Pareto Front API¶
ParetoFront(project_id, error_metric, hyperparameters, target_type, solutions)¶
Pareto front data for a Eureqa model.
The pareto front reflects the tradeoffs between error and complexity for particular model. The solutions reflect possible Eureqa models that are different levels of complexity. By default, only one solution will have a corresponding model, but models can be created for each solution.
project_id (str) the ID of the project the model belongs to error_metric (str) Eureqa error-metric identifier used to compute error metrics for this search. Note that Eureqa error metrics do NOT correspond 1:1 with DataRobot error metrics – the available metrics are not the same, and are computed from a subset of the training data rather than from the validation data. hyperparameters (dict) Hyperparameters used by this run of the Eureqa blueprint target_type (str) Indicating what kind of modeling is being done in this project, either ‘Regression’, ‘Binary’ (Binary classification), or ‘Multiclass’ (Multiclass classification). solutions (list(Solution)) Solutions that Eureqa has found to model this data. Some solutions will have greater accuracy. Others will have slightly less accuracy but will use simpler expressions.

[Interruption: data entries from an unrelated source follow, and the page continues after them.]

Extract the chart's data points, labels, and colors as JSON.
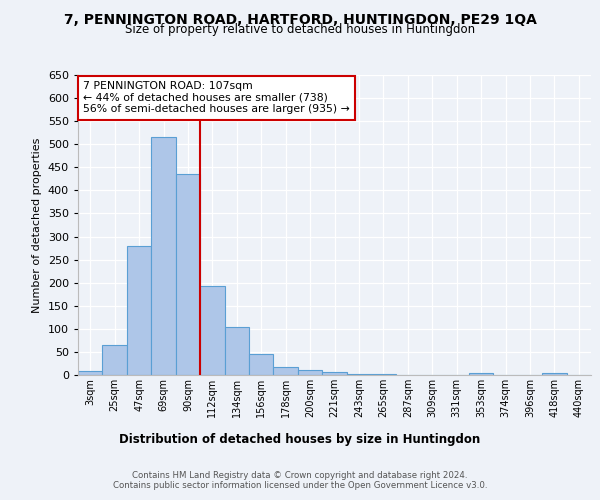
{
  "title": "7, PENNINGTON ROAD, HARTFORD, HUNTINGDON, PE29 1QA",
  "subtitle": "Size of property relative to detached houses in Huntingdon",
  "xlabel": "Distribution of detached houses by size in Huntingdon",
  "ylabel": "Number of detached properties",
  "bar_labels": [
    "3sqm",
    "25sqm",
    "47sqm",
    "69sqm",
    "90sqm",
    "112sqm",
    "134sqm",
    "156sqm",
    "178sqm",
    "200sqm",
    "221sqm",
    "243sqm",
    "265sqm",
    "287sqm",
    "309sqm",
    "331sqm",
    "353sqm",
    "374sqm",
    "396sqm",
    "418sqm",
    "440sqm"
  ],
  "bar_heights": [
    8,
    65,
    280,
    515,
    435,
    192,
    103,
    45,
    18,
    11,
    6,
    3,
    3,
    0,
    0,
    0,
    5,
    0,
    0,
    5,
    0
  ],
  "bar_color": "#aec6e8",
  "bar_edge_color": "#5a9fd4",
  "vline_x": 4.5,
  "vline_color": "#cc0000",
  "annotation_text": "7 PENNINGTON ROAD: 107sqm\n← 44% of detached houses are smaller (738)\n56% of semi-detached houses are larger (935) →",
  "annotation_box_color": "#ffffff",
  "annotation_box_edge": "#cc0000",
  "ylim": [
    0,
    650
  ],
  "yticks": [
    0,
    50,
    100,
    150,
    200,
    250,
    300,
    350,
    400,
    450,
    500,
    550,
    600,
    650
  ],
  "footer_line1": "Contains HM Land Registry data © Crown copyright and database right 2024.",
  "footer_line2": "Contains public sector information licensed under the Open Government Licence v3.0.",
  "bg_color": "#eef2f8",
  "plot_bg_color": "#eef2f8"
}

Solution(eureqa_solution_id, complexity, error, expression, expression_annotated, best_model, project_id)¶
A solution represents a possible Eureqa model; however not all solutions have models associated with them. It must have a model created before it can be used to make predictions, etc.
eureqa_solution_id: str ID of this Solution complexity: int Complexity score for this solution. Complexity score is a function of the mathematical operators used in the current solution. The Complexity calculation can be tuned via model hyperparameters. error: float Error for the current solution, as computed by Eureqa using the ‘error_metric’ error metric. expression: str Eureqa model equation string. expression_annotated: str Eureqa model equation string with variable names tagged for easy identification. best_model: bool True, if the model is determined to be the best
Add this solution to the leaderboard, if it is not already present.